Il n'y avait pas à en douter. Maurevailles ne pouvant se défendre à son aise, paralysé par l'enfant qu'il tenait dans ses bras et qu'il était obligé de protéger de son corps, avait été arrêté par les gens du dehors, probablement par des sbires de Lacy...
L'enfant était tombé entre les mains d'un traître!

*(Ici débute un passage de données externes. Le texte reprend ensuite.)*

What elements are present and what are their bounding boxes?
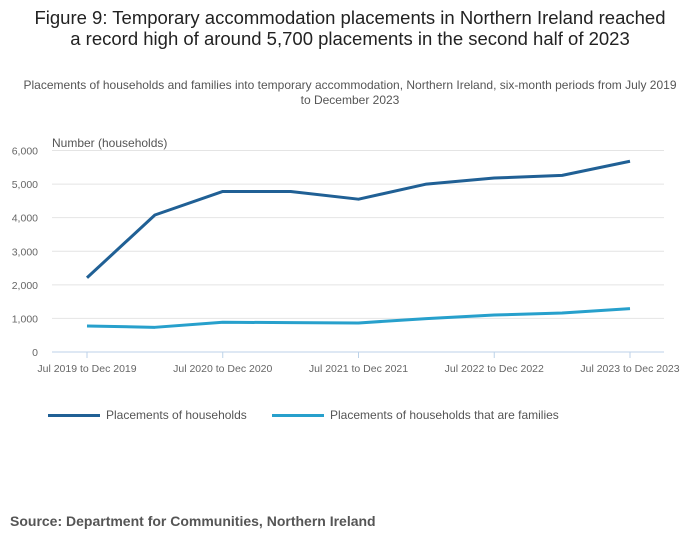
y-tick-label: 0	[32, 347, 38, 359]
legend-item-households: Placements of households	[48, 408, 247, 422]
y-tick-label: 6,000	[12, 146, 38, 158]
chart-subtitle: Placements of households and families in…	[23, 78, 677, 107]
y-tick-label: 2,000	[12, 280, 38, 292]
legend-label-households: Placements of households	[106, 408, 247, 422]
legend-swatch-families	[272, 413, 324, 417]
x-tick-label: Jul 2023 to Dec 2023	[580, 363, 679, 375]
legend-item-families: Placements of households that are famili…	[272, 408, 559, 422]
legend-label-families: Placements of households that are famili…	[330, 408, 559, 422]
line-chart: 0 1,000 2,000 3,000 4,000 5,000 6,000 Jul 2019…	[12, 136, 680, 375]
y-tick-label: 3,000	[12, 246, 38, 258]
legend-swatch-households	[48, 413, 100, 417]
y-tick-label: 5,000	[12, 179, 38, 191]
x-tick-label: Jul 2019 to Dec 2019	[37, 363, 136, 375]
x-tick-label: Jul 2021 to Dec 2021	[309, 363, 408, 375]
source-note: Source: Department for Communities, Nort…	[10, 513, 376, 529]
chart-title: Figure 9: Temporary accommodation placem…	[34, 7, 666, 49]
y-tick-label: 4,000	[12, 213, 38, 225]
series-line-households	[85, 159, 631, 279]
x-tick-label: Jul 2022 to Dec 2022	[445, 363, 544, 375]
y-axis-label: Number (households)	[52, 136, 167, 150]
x-tick-label: Jul 2020 to Dec 2020	[173, 363, 272, 375]
y-tick-label: 1,000	[12, 313, 38, 325]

Éperdue à cette pensée, Réjane s'enfuit comme une folle à travers le jardin et courut se réfugier dans sa chambre au second étage de l'hôtel.
Mais, comme elle venait d'y arriver pantelante, folle de désespoir, dans tout l'hôtel de Vilers un cri de désolation retentit:
—L'enfant a disparu, l'enfant a été enlevé!...
—Mort de ma vie! dit le vieux baron, ce bandit a accompli son crime! Il est dans le jardin. Il nous le faut mort où vif!
Et la battue recommença plus ardente encore, sous les yeux de Réjane à demi tuée.
Cependant elle se disait que si la malédiction de Dieu avait voulu que l'enfant fût pris par les hommes de Lacy, au moins Maurevailles était sauf. Elle avait entendu quelqu'un, qui devait être un chef, donner l'ordre de l'épargner, de ne pas lui faire de mal...
—Maurevailles vivant, disait-elle, Maurevailles, connaissant les projets de Lacy, déjouera ses menées et protégera ma soeur...
Mais tout à coup, dans le jardin, des cris de triomphe la terrifièrent.